Although he wrote the original and the sequel, Rob says most of what is written about Deuce Bigalow did not come from real life. "A couple of things from the first movie is kind of more real-life, like kissing a woman’s feet. I do that. But in both movies, I was trying to be outrageous. The first was used to give us a platform to get us to the second movie — to take it to another level."

"It all started when I saw American Gigolo about five years ago and it seemed ridiculous that a supermodel like Lauren Hutton would need to hire a gigolo when she could go to any bar and get any guy she wants. So, I thought, ‘who are the women who would really need gigolos?’ I said, ‘they need to have gigantic feet or have uncontrollably swearing disorders.’ And if I was a guy living next door to Richard Gere and I see these beautiful women parade to his place, I’d say, ‘I’m gonna kill my guidance counselor from High School who never told me I could be a gigolo!’ It is sort of a male fantasy to have women pay you for sex. But Deuce doesn’t get those amazing women. He gets women who have problems," Rob explains.

Rob has been acting since he made his debut on the David Letterman Show in 1987. He was in the cast of Saturday Night Live for three seasons and has enjoyed success in the big screen appearing mostly in Adam Sandler’s comedies.

In 2001, he had his breakout hit in Deuce Bigalow: American Gigolo. He has since made a handful of movies, most notably he comedies The Animal and The Hot Chick. His choice of film roles have drawn wild criticism from American critics. Patrick Goldstein of the Los Angeles Times even took out a front page editorial criticizing the state of American comedy and sampled Rob’s movies in his scathing critique.

"I have no problem with taking on critics. I don’t fear them. I’ll go after them if I need to," the comedian says. "I paid for a full-page ad on Daily Variety to respond to the derogatory statements the LA Times wrote about me on the front page. That guy is not funny at all. And I am funny and I took a front page ad of my own and showed him how to be mean. I don’t really worry about what critics say about my movies. It’s not for them that I make my movies. In Europe and Asia, I think the criticism is more valid because they have a genuine love for American movies. In the US and in England, they are more entertainment journalists, they are not real critics."

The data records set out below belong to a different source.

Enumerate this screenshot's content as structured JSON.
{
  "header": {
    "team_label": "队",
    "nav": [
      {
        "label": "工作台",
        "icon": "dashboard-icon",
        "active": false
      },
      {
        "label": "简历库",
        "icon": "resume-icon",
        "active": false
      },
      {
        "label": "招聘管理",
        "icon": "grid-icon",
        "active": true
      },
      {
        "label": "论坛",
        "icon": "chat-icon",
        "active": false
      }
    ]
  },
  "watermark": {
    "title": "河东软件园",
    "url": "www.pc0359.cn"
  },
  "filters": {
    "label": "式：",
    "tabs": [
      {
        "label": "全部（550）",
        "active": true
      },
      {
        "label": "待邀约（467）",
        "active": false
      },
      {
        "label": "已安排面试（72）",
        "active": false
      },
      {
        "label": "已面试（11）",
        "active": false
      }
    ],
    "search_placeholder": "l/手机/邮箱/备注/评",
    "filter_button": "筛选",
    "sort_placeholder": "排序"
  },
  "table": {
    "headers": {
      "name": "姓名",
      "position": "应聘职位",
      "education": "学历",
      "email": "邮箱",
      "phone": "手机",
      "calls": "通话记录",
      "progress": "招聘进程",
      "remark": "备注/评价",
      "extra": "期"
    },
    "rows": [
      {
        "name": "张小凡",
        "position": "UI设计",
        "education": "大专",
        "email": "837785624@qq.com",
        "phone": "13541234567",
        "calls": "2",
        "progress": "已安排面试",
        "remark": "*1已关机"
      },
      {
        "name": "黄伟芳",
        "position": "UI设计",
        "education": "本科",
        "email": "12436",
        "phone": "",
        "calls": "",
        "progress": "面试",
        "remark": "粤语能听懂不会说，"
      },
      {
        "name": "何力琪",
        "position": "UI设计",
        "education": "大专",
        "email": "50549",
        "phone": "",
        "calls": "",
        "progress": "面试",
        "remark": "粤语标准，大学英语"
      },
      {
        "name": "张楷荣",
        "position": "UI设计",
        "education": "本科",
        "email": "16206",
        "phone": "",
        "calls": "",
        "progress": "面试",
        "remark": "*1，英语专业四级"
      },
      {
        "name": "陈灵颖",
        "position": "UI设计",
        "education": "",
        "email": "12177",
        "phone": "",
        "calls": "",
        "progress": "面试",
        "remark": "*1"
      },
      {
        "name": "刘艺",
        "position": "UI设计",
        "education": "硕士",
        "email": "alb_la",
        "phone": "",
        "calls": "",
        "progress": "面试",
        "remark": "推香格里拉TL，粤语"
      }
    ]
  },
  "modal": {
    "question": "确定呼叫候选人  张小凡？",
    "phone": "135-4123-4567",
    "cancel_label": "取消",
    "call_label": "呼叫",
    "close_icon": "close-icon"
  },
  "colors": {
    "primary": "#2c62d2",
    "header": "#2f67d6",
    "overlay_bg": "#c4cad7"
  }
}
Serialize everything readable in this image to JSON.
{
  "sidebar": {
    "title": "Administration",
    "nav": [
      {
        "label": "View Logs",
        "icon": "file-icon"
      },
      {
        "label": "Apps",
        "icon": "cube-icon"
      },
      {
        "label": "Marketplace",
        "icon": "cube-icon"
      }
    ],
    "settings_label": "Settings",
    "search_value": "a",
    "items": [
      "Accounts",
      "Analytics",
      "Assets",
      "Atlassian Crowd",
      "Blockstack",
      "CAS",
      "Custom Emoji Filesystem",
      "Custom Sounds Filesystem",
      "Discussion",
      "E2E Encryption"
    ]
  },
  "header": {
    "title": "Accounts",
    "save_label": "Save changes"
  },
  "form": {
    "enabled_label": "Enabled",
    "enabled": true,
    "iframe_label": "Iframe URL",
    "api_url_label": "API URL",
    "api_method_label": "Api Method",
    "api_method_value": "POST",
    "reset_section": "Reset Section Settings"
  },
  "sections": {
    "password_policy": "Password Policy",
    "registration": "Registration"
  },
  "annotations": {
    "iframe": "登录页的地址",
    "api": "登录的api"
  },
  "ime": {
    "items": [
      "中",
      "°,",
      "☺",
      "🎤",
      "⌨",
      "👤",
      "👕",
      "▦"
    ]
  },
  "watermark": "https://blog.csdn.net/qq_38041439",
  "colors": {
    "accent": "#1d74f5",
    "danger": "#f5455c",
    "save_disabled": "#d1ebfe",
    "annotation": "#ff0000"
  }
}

Although Deuce Bigalow wasn’t designed to be a film series, the actor still spent almost one year writing the script. "What I wanted to do for the sequel was to make it funnier than the original and also have some international appeal to it. Even if you didn’t see the original, you will still enjoy the sequel. What was important to me was not to be outrageous for outrageousness’ sake but to really go for it. The worst form of censorship is self-censorship," Rob adds.

Filmed in Amsterdam, the movie also features anti-American sentiments prevalent in Europe these days. "There are a lot of anti-American sentiments in the world today, especially about the current administration. I thought we had to do that. It was funny because the Deuce character is not a smart guy, he’s an idiot! He says, ‘Hey, I’ll put on this American flag shirt and walk down the street of Amsterdam and every body will say ‘Hi’ because I am American.’ You know it’s kind of like a 1945 attitude, a post world-war thing," Rob says.

He adds, "Even if you are doing a gross-out comedy, you need to have that credibility. This film would lack credibility if we didn’t mention the anti-American sentiments in the world. I think the American people are ready for t. I think it’s valid. Americans deserve to be criticized because they voted for this administration. I liked the part when a woman thanks Deuce for bringing democracy to Iraq and she gets hit with a brick. It’s a crazy time in America."

For his next movie, politics will still be a minor back story. He will portray a "Moses-like" character in Herv, the Barbarian.

"I wrote a part for Michael Moore — I don’t really like him," Rob says. "It’s a slave story that’s basically a "Moses" story. My character is trying to free his people. It’s going to be your quintessential comedy inspired by Mel Brooks."